My previous comment wasn't really a reflection of how I thought. I take issue with not being able to distinguish joy from pain. I feel that is simply not so, that they are wildly separable, and that if one is having trouble separating the two feelings, then there is a problem. But I feel that the poet uses this feeling well, the agony of vastness. Is the pleasure in being small in such a wilderness, the terror of insignificance? Is the pleasure in just being alive, being alive to feel overwhelmed?

conniewonnie13 said...

Thanks for sharing your thoughts on this poem CM. I heartily appreciate your perspective and the way you call out the 'agony of vastness' represented in the poem. Although, I do believe that sometimes the place where joy and pain overlap is a gray area and sometimes quite difficult to see distinctly where one ends and the other begins...

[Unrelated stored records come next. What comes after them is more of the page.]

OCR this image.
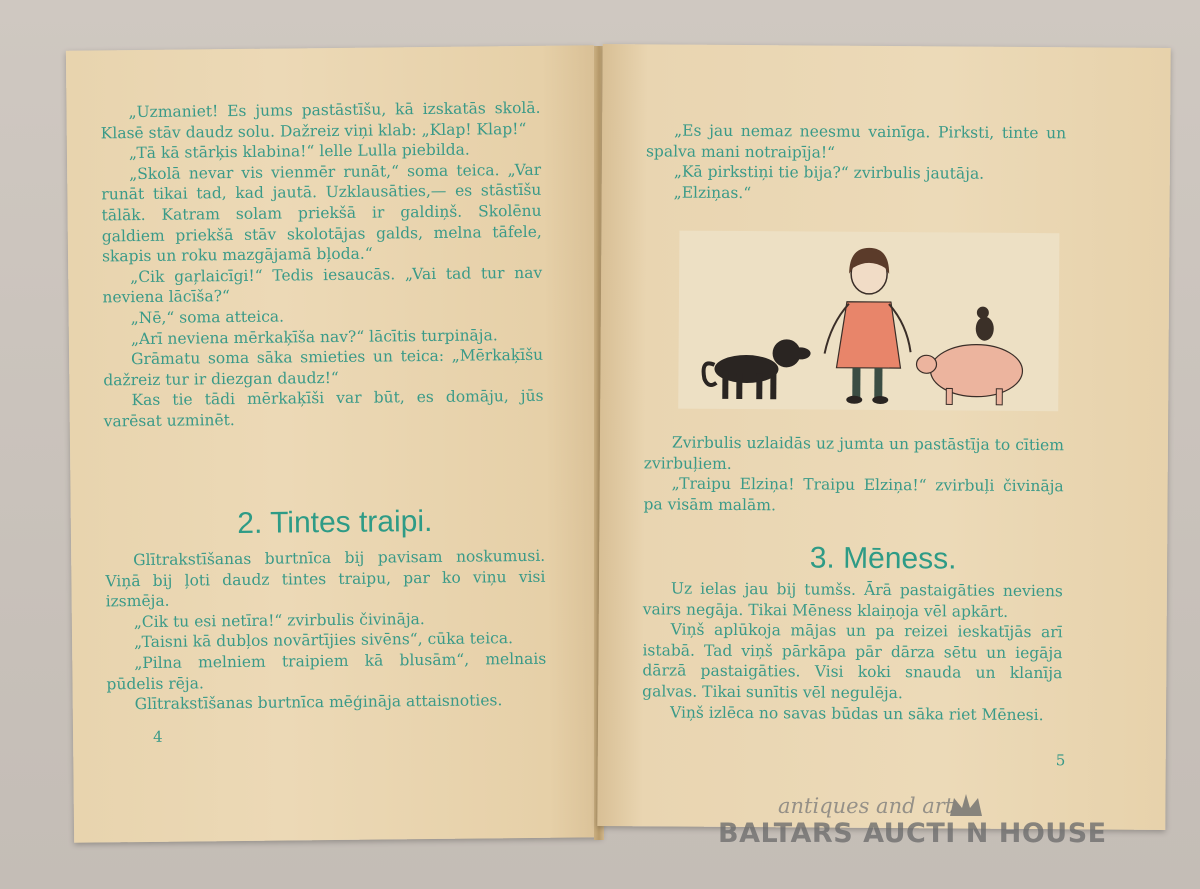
„Uzmaniet! Es jums pastāstīšu, kā izskatās skolā. Klasē stāv daudz solu. Dažreiz viņi klab: „Klap! Klap!“

„Tā kā stārķis klabina!“ lelle Lulla piebilda.

„Skolā nevar vis vienmēr runāt,“ soma teica. „Var runāt tikai tad, kad jautā. Uzklausāties,— es stāstīšu tālāk. Katram solam priekšā ir galdiņš. Skolēnu galdiem priekšā stāv skolotājas galds, melna tāfele, skapis un roku mazgājamā bļoda.“

„Cik gaŗlaicīgi!“ Tedis iesaucās. „Vai tad tur nav neviena lācīša?“

„Nē,“ soma atteica.

„Arī neviena mērkaķīša nav?“ lācītis turpināja.

Grāmatu soma sāka smieties un teica: „Mērkaķīšu dažreiz tur ir diezgan daudz!“

Kas tie tādi mērkaķīši var būt, es domāju, jūs varēsat uzminēt.

2. Tintes traipi.

Glītrakstīšanas burtnīca bij pavisam noskumusi. Viņā bij ļoti daudz tintes traipu, par ko viņu visi izsmēja.

„Cik tu esi netīra!“ zvirbulis čivināja.

„Taisni kā dubļos novārtījies sivēns“, cūka teica.

„Pilna melniem traipiem kā blusām“, melnais pūdelis rēja.

Glītrakstīšanas burtnīca mēģināja attaisnoties.

4

„Es jau nemaz neesmu vainīga. Pirksti, tinte un spalva mani notraipīja!“

„Kā pirkstiņi tie bija?“ zvirbulis jautāja.

„Elziņas.“

Zvirbulis uzlaidās uz jumta un pastāstīja to cītiem zvirbuļiem.

„Traipu Elziņa! Traipu Elziņa!“ zvirbuļi čivināja pa visām malām.

3. Mēness.

Uz ielas jau bij tumšs. Ārā pastaigāties neviens vairs negāja. Tikai Mēness klaiņoja vēl apkārt.

Viņš aplūkoja mājas un pa reizei ieskatījās arī istabā. Tad viņš pārkāpa pār dārza sētu un iegāja dārzā pastaigāties. Visi koki snauda un klanīja galvas. Tikai sunītis vēl negulēja.

Viņš izlēca no savas būdas un sāka riet Mēnesi.

5
antiques and art
BALTARS AUCTI N HOUSE
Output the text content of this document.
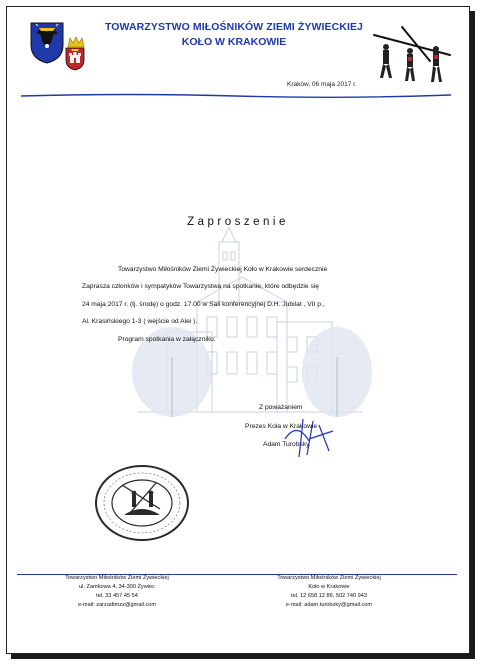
TOWARZYSTWO MIŁOŚNIKÓW ZIEMI ŻYWIECKIEJ
KOŁO W KRAKOWIE
Kraków, 06 maja 2017 r.
Zaproszenie
Towarzystwo Miłośników Ziemi Żywieckiej Koło w Krakowie serdecznie
Zaprasza członków i sympatyków Towarzystwa na spotkanie, które odbędzie się
24 maja 2017 r. (tj. środę) o godz. 17.00 w Sali konferencyjnej D.H. Jubilat , VII p.,
Al. Krasińskiego 1-3 ( wejście od Alei ).
Program spotkania w załączniku.
Z poważaniem
Prezes Koła w Krakowie
Adam Turobsky
Towarzystwo Miłośników Ziemi Żywieckiej
ul. Zamkowa 4, 34-300 Żywiec
tel. 33 457 45 54
e-mail: zarzadtmzz@gmail.com
Towarzystwo Miłośników Ziemi Żywieckiej
Koło w Krakowie
tel. 12 658 12 86, 502 740 943
e-mail: adam.turobsky@gmail.com
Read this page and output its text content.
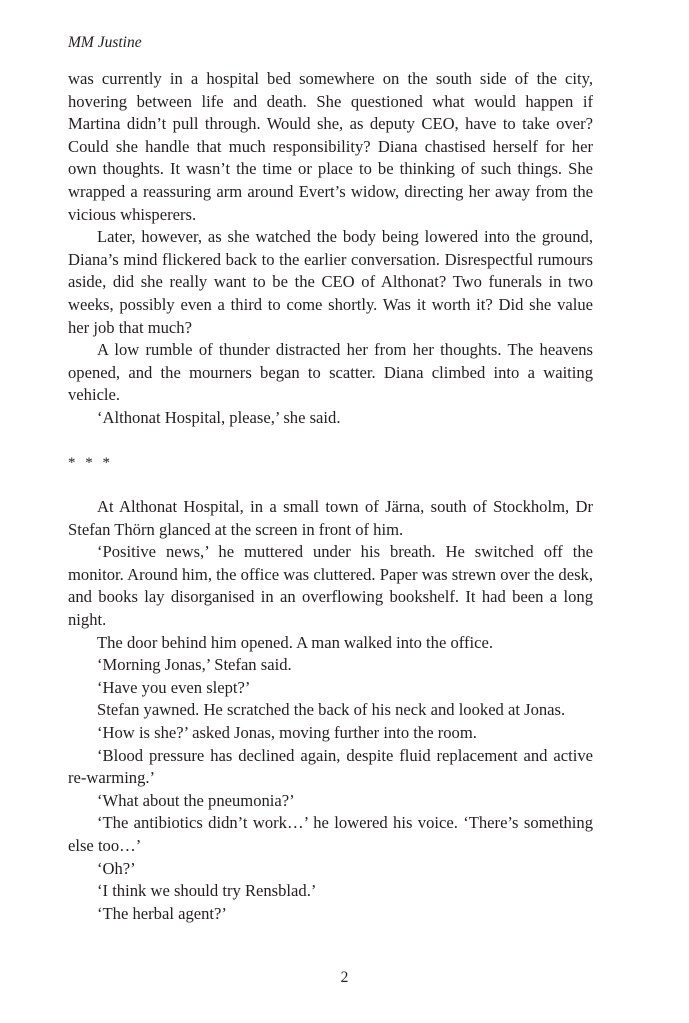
MM Justine

was currently in a hospital bed somewhere on the south side of the city, hovering between life and death. She questioned what would happen if Martina didn’t pull through. Would she, as deputy CEO, have to take over? Could she handle that much responsibility? Diana chastised herself for her own thoughts. It wasn’t the time or place to be thinking of such things. She wrapped a reassuring arm around Evert’s widow, directing her away from the vicious whisperers.

Later, however, as she watched the body being lowered into the ground, Diana’s mind flickered back to the earlier conversation. Disrespectful rumours aside, did she really want to be the CEO of Althonat? Two funerals in two weeks, possibly even a third to come shortly. Was it worth it? Did she value her job that much?

A low rumble of thunder distracted her from her thoughts. The heavens opened, and the mourners began to scatter. Diana climbed into a waiting vehicle.

‘Althonat Hospital, please,’ she said.

* * *

At Althonat Hospital, in a small town of Järna, south of Stockholm, Dr Stefan Thörn glanced at the screen in front of him.

‘Positive news,’ he muttered under his breath. He switched off the monitor. Around him, the office was cluttered. Paper was strewn over the desk, and books lay disorganised in an overflowing bookshelf. It had been a long night.

The door behind him opened. A man walked into the office.

‘Morning Jonas,’ Stefan said.

‘Have you even slept?’

Stefan yawned. He scratched the back of his neck and looked at Jonas.

‘How is she?’ asked Jonas, moving further into the room.

‘Blood pressure has declined again, despite fluid replacement and active re-warming.’

‘What about the pneumonia?’

‘The antibiotics didn’t work…’ he lowered his voice. ‘There’s something else too…’

‘Oh?’

‘I think we should try Rensblad.’

‘The herbal agent?’

2
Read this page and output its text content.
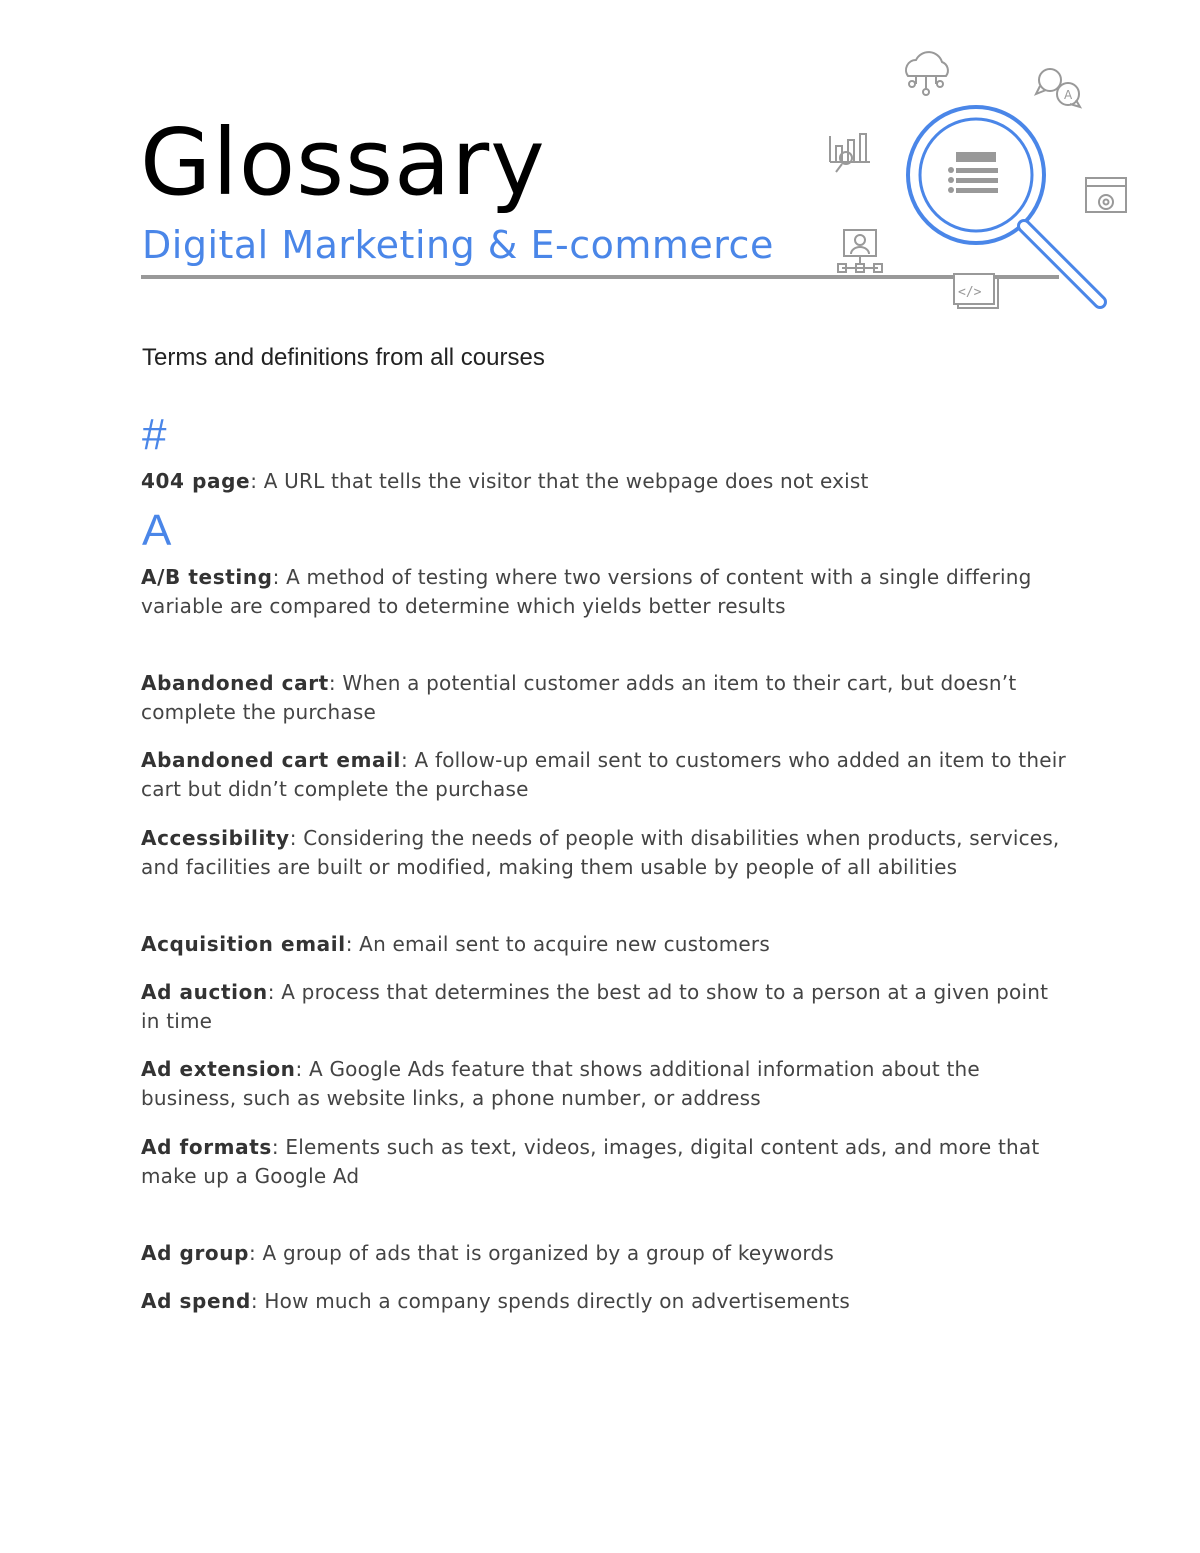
Glossary
Digital Marketing & E-commerce
A
</>

Terms and definitions from all courses

#

404 page: A URL that tells the visitor that the webpage does not exist

A

A/B testing: A method of testing where two versions of content with a single differing variable are compared to determine which yields better results

Abandoned cart: When a potential customer adds an item to their cart, but doesn’t complete the purchase

Abandoned cart email: A follow-up email sent to customers who added an item to their cart but didn’t complete the purchase

Accessibility: Considering the needs of people with disabilities when products, services, and facilities are built or modified, making them usable by people of all abilities

Acquisition email: An email sent to acquire new customers

Ad auction: A process that determines the best ad to show to a person at a given point in time

Ad extension: A Google Ads feature that shows additional information about the business, such as website links, a phone number, or address

Ad formats: Elements such as text, videos, images, digital content ads, and more that make up a Google Ad

Ad group: A group of ads that is organized by a group of keywords

Ad spend: How much a company spends directly on advertisements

It's sort of how I see the creative in science and mathematics in fine arts; at some point all of it merges into an infinite, whole experience with much overlap and new definitions. Profound feelings cease to be 'good' or 'bad' and are necessarily indistinguishable from 'other' feelings simply because it its all so huge. This is what I love about John Denver's Sunshine On My Shoulders.

In my experience joy breaks into grief quite easily, sort of like mixing yellow and blue to make green. They are still two colors but once mixed become a new aspect. Birth is like this too. Big pain is big joy mixed.

Big joy can feel like grief and vs versa... though I happily and ecstatically fling myself through the heather on a beautiful sunshiney day, I know it is a fleeting happiness. The most profound joys always pass, the living is always touched by the shadow of death.

I think the way a person negotiates this is part of the great work of life on Earth.

It's a complex poem to be sure, open for many interpretations. I think you put it beautifully when you ask if the pleasure in being small is such a wilderness... I have to say yes. Yes, for me it is.